= Seats-to-votes ratio =

Measure of equal representation

The seats-to-votes ratio, also known as the advantage ratio, is a measure of equal representation of voters. The equation for seats-to-votes ratio for a political party i is:
 $\mathrm{a_i} = s_i/v_i$,

where $\mathrm{v_i}$ is fraction of votes cast for that party and $s_i$ is fraction of seats won by that party.

In the case both seats and votes are represented as fractions or percentages, then every voter has equal representation if the seats-to-votes ratio is 1. The principle of equal representation is expressed in slogan one man, one vote and relates to proportional representation. The seats-to-votes ratio is used as the basis for the Gallagher index method of analyzing proportionality or disproportionality.

Related is the votes-per-seat-won, which is inverse to the seats-to-votes ratio.

==Relation to disproportionality indices==
The Sainte-Laguë Index is a disproportionality index derived by applying the Pearson's chi-squared test to the seats-to-votes ratio, the Gallagher index has a similar formula.

== Seats-to-votes ratio for seat allocation to parties ==
Different apportionment methods such as Sainte-Laguë method and D'Hondt method differ in the seats-to-votes ratio for individual parties.

=== Seats-to-votes ratio for Sainte-Laguë method ===

The Sainte-Laguë method optimizes the seats-to-votes ratio among all parties $i$ with the least squares approach.

Disproportionality, the difference of the parties' seats-to-votes ratio and the ideal seats-to-votes ratio for each party, is squared, weighted according to the vote share of each party and summed up:

$$error = \sum_i {v_i*\left(\frac{s_i}{v_i}-1\right)^2}$$

It was shown that this error is minimized by the Sainte-Laguë method.

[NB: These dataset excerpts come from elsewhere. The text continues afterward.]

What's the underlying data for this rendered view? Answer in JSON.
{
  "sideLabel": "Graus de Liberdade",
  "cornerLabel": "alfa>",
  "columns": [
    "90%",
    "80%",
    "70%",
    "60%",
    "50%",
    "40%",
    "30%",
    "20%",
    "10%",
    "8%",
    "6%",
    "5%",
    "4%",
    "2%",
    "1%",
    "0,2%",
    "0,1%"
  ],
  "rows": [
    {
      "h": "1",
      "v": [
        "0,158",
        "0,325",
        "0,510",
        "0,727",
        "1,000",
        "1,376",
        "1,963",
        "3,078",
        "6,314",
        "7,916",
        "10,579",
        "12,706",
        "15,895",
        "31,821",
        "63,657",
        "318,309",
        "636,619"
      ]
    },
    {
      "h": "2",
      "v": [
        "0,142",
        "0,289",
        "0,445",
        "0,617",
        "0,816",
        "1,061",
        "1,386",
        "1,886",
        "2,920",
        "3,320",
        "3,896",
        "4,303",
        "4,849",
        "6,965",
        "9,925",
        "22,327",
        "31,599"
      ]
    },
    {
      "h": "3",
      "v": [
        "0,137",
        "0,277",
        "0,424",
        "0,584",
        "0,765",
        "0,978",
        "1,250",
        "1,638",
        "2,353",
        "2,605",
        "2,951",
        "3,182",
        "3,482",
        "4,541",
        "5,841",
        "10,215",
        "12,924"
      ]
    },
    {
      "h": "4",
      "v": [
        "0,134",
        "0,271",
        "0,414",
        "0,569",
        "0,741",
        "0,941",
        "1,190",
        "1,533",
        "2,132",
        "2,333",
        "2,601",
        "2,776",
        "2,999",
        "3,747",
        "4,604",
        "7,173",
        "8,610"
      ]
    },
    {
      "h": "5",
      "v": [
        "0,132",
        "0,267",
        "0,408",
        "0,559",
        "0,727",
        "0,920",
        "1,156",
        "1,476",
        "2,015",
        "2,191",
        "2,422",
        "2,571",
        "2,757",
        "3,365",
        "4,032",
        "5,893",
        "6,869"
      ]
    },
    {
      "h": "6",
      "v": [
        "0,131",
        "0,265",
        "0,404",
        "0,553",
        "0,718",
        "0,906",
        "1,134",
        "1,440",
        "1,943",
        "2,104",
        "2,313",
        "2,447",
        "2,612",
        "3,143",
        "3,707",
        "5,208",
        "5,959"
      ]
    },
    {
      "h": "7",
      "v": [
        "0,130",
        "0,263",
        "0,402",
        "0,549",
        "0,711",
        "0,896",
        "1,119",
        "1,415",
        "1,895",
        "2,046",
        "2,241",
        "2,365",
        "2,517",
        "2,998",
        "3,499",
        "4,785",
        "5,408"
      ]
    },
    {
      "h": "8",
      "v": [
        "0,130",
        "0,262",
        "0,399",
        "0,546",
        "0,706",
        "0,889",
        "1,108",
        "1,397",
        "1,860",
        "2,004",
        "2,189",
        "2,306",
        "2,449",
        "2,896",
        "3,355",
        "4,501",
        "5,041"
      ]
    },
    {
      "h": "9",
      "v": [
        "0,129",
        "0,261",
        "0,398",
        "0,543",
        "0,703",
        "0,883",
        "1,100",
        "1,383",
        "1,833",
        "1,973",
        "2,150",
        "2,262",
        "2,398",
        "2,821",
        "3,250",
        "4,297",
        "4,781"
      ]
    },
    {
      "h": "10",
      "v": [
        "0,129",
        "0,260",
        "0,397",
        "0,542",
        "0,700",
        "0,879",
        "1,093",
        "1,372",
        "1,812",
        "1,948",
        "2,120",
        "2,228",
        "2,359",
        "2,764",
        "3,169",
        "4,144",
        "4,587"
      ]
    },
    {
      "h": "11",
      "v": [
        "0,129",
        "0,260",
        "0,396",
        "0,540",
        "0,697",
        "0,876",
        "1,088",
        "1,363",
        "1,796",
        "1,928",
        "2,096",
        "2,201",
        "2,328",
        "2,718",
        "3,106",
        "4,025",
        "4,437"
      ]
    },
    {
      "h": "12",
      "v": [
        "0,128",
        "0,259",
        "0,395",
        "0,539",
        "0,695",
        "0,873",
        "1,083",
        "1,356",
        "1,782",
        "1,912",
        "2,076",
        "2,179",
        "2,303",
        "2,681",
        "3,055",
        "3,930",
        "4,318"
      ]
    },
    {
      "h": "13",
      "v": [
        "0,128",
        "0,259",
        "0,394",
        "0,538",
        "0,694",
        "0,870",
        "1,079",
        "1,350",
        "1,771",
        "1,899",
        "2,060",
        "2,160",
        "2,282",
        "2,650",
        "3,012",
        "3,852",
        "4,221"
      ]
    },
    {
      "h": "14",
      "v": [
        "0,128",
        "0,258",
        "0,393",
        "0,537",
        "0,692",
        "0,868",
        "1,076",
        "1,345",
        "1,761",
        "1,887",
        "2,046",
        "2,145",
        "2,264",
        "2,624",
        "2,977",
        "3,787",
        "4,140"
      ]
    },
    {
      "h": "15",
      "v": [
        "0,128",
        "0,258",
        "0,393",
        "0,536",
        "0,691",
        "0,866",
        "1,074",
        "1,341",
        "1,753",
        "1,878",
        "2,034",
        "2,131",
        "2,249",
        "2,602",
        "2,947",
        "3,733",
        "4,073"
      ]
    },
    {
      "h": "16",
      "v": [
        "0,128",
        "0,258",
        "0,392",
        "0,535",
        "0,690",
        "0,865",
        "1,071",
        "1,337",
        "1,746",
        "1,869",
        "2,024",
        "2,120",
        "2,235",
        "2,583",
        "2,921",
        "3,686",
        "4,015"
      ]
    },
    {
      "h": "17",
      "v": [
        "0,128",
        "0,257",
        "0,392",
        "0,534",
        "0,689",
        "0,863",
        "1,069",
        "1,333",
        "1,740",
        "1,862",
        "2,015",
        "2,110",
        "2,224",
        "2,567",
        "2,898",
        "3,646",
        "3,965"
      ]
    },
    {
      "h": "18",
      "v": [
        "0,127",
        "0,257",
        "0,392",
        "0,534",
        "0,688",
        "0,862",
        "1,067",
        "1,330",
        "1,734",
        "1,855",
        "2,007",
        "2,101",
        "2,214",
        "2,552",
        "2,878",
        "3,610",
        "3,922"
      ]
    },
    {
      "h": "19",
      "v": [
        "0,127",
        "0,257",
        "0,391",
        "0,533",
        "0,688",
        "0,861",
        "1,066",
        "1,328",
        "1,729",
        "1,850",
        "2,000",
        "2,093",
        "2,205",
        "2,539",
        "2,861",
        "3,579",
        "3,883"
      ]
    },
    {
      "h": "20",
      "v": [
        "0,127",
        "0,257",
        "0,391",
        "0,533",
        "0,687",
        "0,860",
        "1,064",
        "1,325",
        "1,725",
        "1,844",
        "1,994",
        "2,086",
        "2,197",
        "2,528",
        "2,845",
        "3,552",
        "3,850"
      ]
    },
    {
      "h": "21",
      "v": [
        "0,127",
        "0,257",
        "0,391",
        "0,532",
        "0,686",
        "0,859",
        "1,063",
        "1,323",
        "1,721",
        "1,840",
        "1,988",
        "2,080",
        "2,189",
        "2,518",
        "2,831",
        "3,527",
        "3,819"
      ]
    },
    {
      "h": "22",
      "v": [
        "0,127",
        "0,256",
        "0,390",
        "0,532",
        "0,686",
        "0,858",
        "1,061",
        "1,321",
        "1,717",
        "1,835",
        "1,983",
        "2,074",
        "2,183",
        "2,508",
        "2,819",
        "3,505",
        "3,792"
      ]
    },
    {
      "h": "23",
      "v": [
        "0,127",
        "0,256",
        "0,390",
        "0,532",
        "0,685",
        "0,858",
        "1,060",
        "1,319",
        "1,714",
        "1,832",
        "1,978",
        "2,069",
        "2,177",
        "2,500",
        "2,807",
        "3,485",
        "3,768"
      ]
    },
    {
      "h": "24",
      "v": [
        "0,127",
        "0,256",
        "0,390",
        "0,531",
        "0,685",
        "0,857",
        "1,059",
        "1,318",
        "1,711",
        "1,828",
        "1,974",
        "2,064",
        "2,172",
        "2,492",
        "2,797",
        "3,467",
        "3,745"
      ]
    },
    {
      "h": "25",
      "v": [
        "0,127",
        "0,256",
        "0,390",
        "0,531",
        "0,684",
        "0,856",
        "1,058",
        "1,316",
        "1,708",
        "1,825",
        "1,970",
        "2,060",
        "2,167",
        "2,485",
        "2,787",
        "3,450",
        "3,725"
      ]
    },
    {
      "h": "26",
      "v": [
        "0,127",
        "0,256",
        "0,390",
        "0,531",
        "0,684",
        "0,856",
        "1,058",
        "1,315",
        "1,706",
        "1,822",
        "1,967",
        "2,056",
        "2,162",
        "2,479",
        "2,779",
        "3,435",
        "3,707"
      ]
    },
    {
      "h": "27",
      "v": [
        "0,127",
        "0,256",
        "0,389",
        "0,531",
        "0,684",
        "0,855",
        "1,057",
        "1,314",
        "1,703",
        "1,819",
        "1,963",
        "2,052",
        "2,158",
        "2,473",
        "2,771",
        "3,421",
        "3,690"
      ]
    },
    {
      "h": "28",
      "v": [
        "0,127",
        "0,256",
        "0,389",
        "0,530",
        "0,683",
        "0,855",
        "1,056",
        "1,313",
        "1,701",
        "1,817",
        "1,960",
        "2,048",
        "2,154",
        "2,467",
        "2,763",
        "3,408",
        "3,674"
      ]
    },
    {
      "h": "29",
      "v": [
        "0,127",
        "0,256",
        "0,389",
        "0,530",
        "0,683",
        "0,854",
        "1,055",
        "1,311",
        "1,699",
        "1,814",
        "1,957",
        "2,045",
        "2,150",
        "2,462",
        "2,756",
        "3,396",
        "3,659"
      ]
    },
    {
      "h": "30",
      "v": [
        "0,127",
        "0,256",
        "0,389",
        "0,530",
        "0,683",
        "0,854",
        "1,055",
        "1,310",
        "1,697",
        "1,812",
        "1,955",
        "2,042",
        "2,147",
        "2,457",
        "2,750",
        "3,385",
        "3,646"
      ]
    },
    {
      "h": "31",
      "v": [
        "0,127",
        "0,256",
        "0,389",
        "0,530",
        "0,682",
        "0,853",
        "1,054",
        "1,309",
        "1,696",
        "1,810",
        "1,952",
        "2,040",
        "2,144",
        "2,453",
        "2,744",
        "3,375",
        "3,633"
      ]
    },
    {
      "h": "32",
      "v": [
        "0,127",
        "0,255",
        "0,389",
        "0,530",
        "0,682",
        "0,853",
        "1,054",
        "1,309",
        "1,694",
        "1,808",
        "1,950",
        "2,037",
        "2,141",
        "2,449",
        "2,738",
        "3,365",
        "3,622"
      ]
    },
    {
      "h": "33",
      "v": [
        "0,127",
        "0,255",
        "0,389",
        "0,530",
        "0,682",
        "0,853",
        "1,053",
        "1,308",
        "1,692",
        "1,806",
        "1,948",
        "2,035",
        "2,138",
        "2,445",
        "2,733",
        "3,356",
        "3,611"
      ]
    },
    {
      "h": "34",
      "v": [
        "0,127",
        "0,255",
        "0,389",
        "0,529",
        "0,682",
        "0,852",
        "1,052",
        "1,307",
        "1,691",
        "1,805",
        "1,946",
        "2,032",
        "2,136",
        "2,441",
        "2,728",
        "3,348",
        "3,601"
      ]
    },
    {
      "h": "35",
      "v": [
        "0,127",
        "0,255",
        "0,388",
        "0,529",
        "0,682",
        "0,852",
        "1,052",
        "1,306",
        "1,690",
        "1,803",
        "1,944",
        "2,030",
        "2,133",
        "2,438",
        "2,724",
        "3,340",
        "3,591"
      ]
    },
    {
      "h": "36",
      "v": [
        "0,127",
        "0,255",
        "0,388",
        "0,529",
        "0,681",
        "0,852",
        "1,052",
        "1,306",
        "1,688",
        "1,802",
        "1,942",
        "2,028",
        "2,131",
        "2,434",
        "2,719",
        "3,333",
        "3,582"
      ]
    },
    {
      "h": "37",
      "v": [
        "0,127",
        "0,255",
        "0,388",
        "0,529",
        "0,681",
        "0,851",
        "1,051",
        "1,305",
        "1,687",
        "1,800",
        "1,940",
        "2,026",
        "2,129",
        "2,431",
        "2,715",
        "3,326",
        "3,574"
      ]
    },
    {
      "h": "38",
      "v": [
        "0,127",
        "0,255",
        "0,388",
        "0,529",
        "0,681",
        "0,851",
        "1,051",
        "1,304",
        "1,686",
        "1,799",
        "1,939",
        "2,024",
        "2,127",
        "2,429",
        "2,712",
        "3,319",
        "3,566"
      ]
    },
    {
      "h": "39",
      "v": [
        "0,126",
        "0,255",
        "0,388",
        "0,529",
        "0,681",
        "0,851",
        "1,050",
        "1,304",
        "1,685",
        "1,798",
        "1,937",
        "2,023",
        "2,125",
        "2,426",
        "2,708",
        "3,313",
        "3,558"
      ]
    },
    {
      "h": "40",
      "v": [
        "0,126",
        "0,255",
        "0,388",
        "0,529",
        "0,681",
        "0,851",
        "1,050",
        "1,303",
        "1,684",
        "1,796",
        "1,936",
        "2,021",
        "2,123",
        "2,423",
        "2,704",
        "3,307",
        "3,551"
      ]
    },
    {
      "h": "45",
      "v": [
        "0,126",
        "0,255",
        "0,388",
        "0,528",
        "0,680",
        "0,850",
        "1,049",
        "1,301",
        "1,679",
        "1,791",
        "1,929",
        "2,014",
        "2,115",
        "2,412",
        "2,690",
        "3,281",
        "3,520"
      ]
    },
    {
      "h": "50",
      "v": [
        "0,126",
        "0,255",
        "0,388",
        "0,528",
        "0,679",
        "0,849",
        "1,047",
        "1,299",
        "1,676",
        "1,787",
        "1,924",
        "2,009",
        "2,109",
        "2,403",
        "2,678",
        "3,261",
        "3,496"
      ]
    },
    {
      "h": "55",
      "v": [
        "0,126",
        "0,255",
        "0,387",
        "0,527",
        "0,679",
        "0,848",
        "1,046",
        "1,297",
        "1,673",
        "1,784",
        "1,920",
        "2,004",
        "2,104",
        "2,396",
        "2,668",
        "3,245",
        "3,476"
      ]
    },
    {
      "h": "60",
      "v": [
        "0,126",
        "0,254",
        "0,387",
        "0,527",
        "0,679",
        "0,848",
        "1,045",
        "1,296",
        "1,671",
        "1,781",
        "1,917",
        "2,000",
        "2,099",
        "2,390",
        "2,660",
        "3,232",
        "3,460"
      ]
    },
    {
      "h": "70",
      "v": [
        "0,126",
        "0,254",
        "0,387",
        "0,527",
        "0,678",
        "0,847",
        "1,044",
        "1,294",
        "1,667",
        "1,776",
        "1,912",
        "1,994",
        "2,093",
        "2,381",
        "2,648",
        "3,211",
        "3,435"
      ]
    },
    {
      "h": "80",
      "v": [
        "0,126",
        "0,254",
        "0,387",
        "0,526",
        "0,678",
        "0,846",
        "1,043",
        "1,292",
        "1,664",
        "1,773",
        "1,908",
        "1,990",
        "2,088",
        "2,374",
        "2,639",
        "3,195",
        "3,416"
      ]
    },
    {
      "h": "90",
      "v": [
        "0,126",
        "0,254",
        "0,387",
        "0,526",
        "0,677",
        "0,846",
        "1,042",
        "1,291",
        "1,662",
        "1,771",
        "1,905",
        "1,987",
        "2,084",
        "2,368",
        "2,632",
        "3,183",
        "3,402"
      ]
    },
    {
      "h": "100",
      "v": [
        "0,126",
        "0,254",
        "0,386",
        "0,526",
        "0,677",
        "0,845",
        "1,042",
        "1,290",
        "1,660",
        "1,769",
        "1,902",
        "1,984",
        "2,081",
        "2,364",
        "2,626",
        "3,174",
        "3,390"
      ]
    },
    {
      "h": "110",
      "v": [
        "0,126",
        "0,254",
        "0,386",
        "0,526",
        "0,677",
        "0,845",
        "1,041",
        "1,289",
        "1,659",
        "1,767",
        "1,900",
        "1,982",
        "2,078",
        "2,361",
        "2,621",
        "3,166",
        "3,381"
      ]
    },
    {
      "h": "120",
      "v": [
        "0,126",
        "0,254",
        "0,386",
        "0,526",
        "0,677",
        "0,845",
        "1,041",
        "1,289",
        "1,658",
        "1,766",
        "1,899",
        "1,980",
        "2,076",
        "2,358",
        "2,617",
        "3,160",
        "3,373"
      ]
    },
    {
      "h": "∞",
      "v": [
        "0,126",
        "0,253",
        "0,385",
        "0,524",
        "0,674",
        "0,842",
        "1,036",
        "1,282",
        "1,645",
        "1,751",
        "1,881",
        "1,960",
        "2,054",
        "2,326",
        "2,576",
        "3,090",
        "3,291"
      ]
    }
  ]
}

=== Seats-to-votes ratio for D'Hondt method ===

The D'Hondt method approximates proportionality by minimizing the largest seats-to-votes ratio among all parties. The largest seats-to-votes ratio, which measures how over-represented the most over-represented party among all parties is:

$$\delta = \max_i a_i,$$

The D'Hondt method minimizes the largest seats-to-votes ratio by assigning the seats,

$$\delta^* = \min_{\mathbf{s} \in \mathcal{S}} \max_i a_i,$$

where $\mathbf{s}$ is a seat allocation from the set of all allowed seat allocations $\mathcal{S}$.